Juliet Phillips, Senior Policy Advisor at E3G, commented:
The cold and leaky nature of Britain’s homes and buildings have left families sharply exposed to volatile international fossil fuel markets and spiralling energy bills.
Today’s small top-up to expand energy efficiency support is welcome step which will help cut household bills and boost the UK’s energy security.
We hope to see the government go further and faster to unleash the full potential that energy efficiency has to offer to protect UK households from future energy shocks.
Members of the Warm This Winter campaign, Possible, have also highlighted how the mini-Budget appears to have positive news for renewables with an end to the effective ban on building on-shore wind in England.
However, there was little detail on how the nation’s books will be balanced. A spokesperson for Greenpeace commented:
Failing to properly tax the obscene profits of fossil fuel giants and encouraging bankers to get richer is reckless and unfair.
Rather than seeking to deregulate and attack those on benefits, the new Chancellor should be looking for ways to raise taxes on those profiting from the crisis.
This could help fund emergency support for households, and cover the vital investment needed in home insulation to help cut our energy bills and climate emissions once and for all.
Ministers are ignoring common-sense, win-win solutions to bring down bills and carbon emissions – things like stopping energy waste, heat-pumps and solar panels.
Instead of boosting the economy through investments in green infrastructure, public services and skills training, the government’s plan is little more than a charter for fossil fuel profits and casino capitalism.
Earlier this week, Age UK analysis found that from October 2022, around three in ten older households in England will be living in fuel poverty, including 1.3m lower income older households.
Caroline Abrahams, Charity Director at Age UK, commented:
Our new analysis shows that the Government’s relief package will not do enough to prevent approaching two million more pensioners from being plunged into fuel poverty in a couple of weeks’ time.
Most worrying of all, in excess of half a million of them are already living on lower incomes, so they will be in an impossible position financially, unless the Government does more to help.
However hard they try their income is not going to stretch far enough to cover the essentials any more.
Can you imagine how terrifying this prospect is if you are an older person on a low fixed income who has just about managed so far?
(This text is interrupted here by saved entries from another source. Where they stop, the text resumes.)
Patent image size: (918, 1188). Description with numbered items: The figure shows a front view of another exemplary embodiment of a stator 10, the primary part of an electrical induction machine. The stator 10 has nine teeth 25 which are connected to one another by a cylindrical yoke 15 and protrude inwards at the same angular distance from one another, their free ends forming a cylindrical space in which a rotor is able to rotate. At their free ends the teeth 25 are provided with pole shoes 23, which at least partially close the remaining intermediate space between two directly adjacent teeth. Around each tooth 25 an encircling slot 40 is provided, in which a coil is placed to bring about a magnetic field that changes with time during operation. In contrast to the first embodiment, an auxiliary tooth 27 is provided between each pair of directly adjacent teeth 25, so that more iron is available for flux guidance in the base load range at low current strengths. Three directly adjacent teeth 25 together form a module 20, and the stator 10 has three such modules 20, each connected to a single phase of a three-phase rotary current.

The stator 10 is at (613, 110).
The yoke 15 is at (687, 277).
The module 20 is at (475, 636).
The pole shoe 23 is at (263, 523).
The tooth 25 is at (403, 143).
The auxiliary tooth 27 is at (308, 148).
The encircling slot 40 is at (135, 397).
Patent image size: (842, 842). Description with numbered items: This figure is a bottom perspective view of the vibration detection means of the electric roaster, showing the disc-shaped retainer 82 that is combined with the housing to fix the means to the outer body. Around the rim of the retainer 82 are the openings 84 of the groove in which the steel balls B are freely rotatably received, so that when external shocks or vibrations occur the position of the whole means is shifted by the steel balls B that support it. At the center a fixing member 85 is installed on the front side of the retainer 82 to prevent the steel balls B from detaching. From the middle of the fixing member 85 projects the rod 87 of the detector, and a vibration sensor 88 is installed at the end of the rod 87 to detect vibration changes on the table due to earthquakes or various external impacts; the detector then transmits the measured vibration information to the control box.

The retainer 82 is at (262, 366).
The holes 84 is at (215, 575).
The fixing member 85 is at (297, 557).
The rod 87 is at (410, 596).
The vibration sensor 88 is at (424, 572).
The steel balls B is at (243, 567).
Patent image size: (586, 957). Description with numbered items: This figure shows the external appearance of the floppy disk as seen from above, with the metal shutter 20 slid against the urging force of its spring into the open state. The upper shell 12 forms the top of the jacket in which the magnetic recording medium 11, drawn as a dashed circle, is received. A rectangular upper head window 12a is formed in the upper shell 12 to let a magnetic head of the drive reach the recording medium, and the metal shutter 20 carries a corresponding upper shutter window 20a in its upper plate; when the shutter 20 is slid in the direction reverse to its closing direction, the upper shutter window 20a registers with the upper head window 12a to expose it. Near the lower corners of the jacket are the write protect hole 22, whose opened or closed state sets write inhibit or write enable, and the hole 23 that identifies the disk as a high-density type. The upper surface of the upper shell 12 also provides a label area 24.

Once they realise what a deep financial hole they are about to be in our biggest concern is that some will cut their spending to such a degree that it puts them at risk.
The Chartered Institute of Housing has also recently written to the Prime Minister for urgent government action to:
- Bring forward the planned uprating of benefits from next April to this October
- Limit deductions from Universal Credit for prior overpayments/sanctions
- Remove the benefit cap and two-child limit
- Restore local housing allowance rates to at least the 30th percentile and return to annual uprating
- Prevent energy companies from forcibly switching customers to prepayment meters
- Commit to bring forward additional funding for energy efficiency measures in homes
The average household bill in winter 2021/22 was GBP1277. This has increased to GBP2,100 for winter 2022/23, taking into account the support promised so far. For some of the most vulnerable households, the increase will be limited to an average household bill of GBP1,700 this winter – still representing a 33% increase year-on-year. Please note, the Energy Price Guarantee caps the unit cost of energy, not the total bill.
In winter 2021/22, the End Fuel Poverty Coalition estimates 4.6m UK households were in fuel poverty (based on official definitions). This will rise to 6.99m in winter 2022/23.